Monogramme de l'artiste.
Filigrane italien : chapeau de cardinal.
Paris, BNF, Estampes, Rés. B 13

Ce dessin, daté de 1506, représentant trois têtes d'enfants en bas âge, servit sans doute d'étude préparatoire pour les chérubins figurant sur deux tableaux peints par Dürer pendant son second séjour à Venise : la Fête du rosaire (Prague, Galerie Narodni) et la Madone au serin (Berlin-Dalhem, Gemäldegalerie), tous deux de 1506.

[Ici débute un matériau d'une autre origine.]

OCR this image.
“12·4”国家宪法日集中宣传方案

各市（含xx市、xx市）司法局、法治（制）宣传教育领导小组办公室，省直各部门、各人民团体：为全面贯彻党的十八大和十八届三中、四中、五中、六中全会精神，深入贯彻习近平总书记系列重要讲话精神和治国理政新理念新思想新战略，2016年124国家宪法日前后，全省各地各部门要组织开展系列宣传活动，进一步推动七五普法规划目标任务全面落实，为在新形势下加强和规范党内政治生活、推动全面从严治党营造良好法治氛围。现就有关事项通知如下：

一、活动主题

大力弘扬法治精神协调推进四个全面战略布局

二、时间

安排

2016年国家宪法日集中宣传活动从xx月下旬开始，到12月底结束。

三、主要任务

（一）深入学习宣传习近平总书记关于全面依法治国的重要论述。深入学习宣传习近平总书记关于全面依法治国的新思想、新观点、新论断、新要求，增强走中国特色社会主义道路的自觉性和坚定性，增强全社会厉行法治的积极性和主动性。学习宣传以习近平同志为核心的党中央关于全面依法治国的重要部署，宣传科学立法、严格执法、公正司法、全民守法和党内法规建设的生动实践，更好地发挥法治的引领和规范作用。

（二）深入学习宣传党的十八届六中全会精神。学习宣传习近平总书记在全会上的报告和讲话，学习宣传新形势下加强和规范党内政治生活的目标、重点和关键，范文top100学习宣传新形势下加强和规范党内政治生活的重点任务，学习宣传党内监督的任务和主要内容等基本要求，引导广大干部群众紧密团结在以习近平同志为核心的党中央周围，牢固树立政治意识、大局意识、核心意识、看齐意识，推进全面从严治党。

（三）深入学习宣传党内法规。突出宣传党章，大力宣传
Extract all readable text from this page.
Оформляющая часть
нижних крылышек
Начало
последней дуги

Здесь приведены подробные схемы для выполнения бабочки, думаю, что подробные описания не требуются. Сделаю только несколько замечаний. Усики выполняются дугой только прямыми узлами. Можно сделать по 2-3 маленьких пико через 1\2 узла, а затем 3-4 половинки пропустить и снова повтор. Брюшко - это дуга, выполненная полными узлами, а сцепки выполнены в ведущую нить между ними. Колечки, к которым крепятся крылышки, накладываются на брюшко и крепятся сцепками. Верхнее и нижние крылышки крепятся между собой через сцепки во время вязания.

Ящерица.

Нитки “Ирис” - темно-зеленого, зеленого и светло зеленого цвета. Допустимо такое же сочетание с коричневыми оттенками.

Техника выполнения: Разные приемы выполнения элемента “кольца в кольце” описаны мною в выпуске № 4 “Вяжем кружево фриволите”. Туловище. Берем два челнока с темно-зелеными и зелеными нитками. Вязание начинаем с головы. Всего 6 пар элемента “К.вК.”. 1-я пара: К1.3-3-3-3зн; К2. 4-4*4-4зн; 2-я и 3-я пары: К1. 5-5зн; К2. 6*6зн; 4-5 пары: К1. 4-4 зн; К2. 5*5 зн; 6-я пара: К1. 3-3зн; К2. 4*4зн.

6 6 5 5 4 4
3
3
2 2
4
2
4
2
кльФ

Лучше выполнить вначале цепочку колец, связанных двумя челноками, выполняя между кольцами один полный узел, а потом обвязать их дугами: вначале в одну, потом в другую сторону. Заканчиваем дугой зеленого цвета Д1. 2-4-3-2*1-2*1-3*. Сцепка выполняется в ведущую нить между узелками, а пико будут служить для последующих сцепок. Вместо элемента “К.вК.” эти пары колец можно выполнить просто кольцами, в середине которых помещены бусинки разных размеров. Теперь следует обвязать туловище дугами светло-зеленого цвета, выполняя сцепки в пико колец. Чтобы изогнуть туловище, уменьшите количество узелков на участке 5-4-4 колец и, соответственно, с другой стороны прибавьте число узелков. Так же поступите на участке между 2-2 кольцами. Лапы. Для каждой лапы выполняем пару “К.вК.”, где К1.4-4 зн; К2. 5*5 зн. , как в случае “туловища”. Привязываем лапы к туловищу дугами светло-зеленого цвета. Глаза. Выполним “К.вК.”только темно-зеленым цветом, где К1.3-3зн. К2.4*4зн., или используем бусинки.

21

Dürer utilise, pour ces Trois têtes d'enfants, une technique influencée par les artistes vénitiens qu'il fréquentait alors : il dessine au pinceau et à l'encre de chine sur un papier bleu, avec des rehauts de blanc à la gouache. En revanche, on reconnaît son style particulier : les coups de pinceau très légers qu'il applique forment des traits parallèles ou croisés, notamment sur les crânes des enfants. Ces hachures, rappelant son art parfaitement maîtrisé de graveur pratiquant des tailles au burin, sont un trait spécifique de Dürer. La façon d'exagérer le volume des crânes des enfants en bas âge est aussi caractéristique de son art. Ils apparaissent ici enflés, énormes, comme atteints d'hydrocéphalie. Dürer a pu également dessiner des nouveau-nés, auquel cas il fait preuve d'un grand sens de l'observation en respectant les proportions de leur crâne : leur front immense représente les trois quarts du visage au lieu de la moitié chez l'adulte. On peut discerner autour du crâne du bébé central, sous l'encre de chine, des traces de gouache blanche : sa tête était encore plus grosse à l'origine. Ces crânes lourds et ronds font pencher la tête des enfants, de côté pour celui du milieu, en arrière pour celui de droite. Bien qu'il s'agisse d'études pour des chérubins, l'expression triste, et même grimaçante pour l'un d'entre eux, s'oppose à la physionomie habituellement souriante, ou du moins paisible et sereine, des angelots. On voit ici les limites de l'influence des maîtres de l'école vénitienne sur Dürer.